I’ve taken my ice scraper out of the car.

I know. I’m a crazyperson.

But I can’t help it. The other day, what a glorious day! Mid-60s, beautiful, I was out driving, enjoying being able to put the windows down. I got home, still in that wonderful spring mood, stepped out of my car, and…

I was wearing Crocs. Don’t judge.

I should say, I was wearing a Croc. Because the second I stepped out of the car, my right Croc got sucked off my foot by, you guessed it, the mud. I saved the Croc. It wasn’t sucked down into the earth, never to be seen again. But at the same time, in order to keep myself from faceplanting in my driveway, I put my recently de-Croced foot down, and it sank into the mud.

That feeling, that good, “it’s finally Spring” feeling, I won’t say it vanished, but I will say it was somehow diminished.

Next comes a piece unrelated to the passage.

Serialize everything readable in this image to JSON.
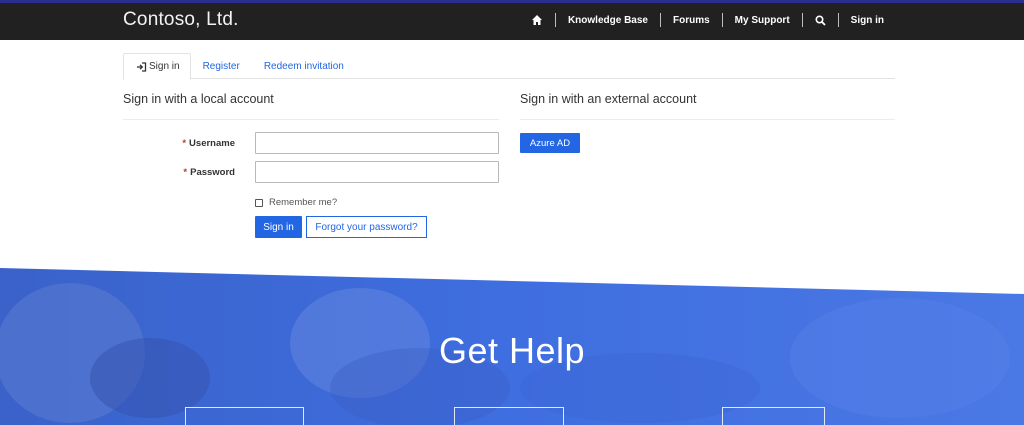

I’m not a native Vermonter. I’ve only been here since last summer. But I spent a couple years in Maine, and the concept of “mud season” isn’t foreign to me. I went through it there, and I’ll endure it here.

But it’s still annoying.

That mud, that feeling that you’re somehow sinking, that the world has a grip on you that won’t let go, and if you’re not careful it will pull you down into something awful, it’s unpleasant, to say the least. It’s unpleasant when we’re talking about mud season in Maine or Vermont, actual mud that pulls at your boots (or Crocs). It’s unpleasant when we’re talking about the earth’s mud.

It’s far worse when we’re talking about the mud of the world.

You know, the things of the world that can drag us down. Greed. Jealousy. Pride. Violence. Anger. The desire for revenge. The quest for power. There are a lot of ways the mud of the world can pull us down. And the mud of the world has this horrible habit of being somewhere we don’t expect it, just waiting for our unsuspecting foot to step out of the proverbial car and get sucked in.

Mud is an apt metaphor for the condition we call “sin,” turning away from God’s desires for our lives, toward what our society tells us is a more fulfilling way, and away from what is truly the better way: the way of God’s grace, made manifest for us in Christ Jesus.

But while this mud season is still underway, I’d like to reframe the discussion. I don’t like mud. I don’t like losing footwear of any kind, and I don’t like the feeling of muddy socks between my toes.

But mud isn’t always bad.

In the Gospel of John there’s a story of a man born blind. He’s lived his whole life within the bounds of touch. He’s never been able to see a smile or a sunrise, a flower or a bird in flight. He’s never seen the faces of his family, and his condition makes him an outsider to his neighbors. He’s never been able to see mud, and so he’s stepped in it a thousand times.

This man comes to Jesus. Without being asked, Jesus spits on the ground, stirs the saliva into mud, and spreads it on the man’s sightless eyes. Go, he says, and wash. And when the mud is washed from his eyes, suddenly he can see.

And his world is opened up.

Mud can be a nuisance, and I’m not gonna lie, I’m looking forward to when it’s all dried up.

But the story of the man born blind shows us that even the things we can’t control, even the saddest and most unfortunate of events are not beyond redemption. God can use even the deepest, most dangerous muds to demonstrate his love for us.

God does not mire us in the mud of this world. When we feel temptation, when we experience pain, or when things just seem to go wrong, that’s not God’s work. That’s just life.

But in Christ we have the promise that even the worst of circumstances can be washed clean by his grace, and when we’ve washed away the mud of this world, like the man born blind, we, too, will be able to see clearly once more.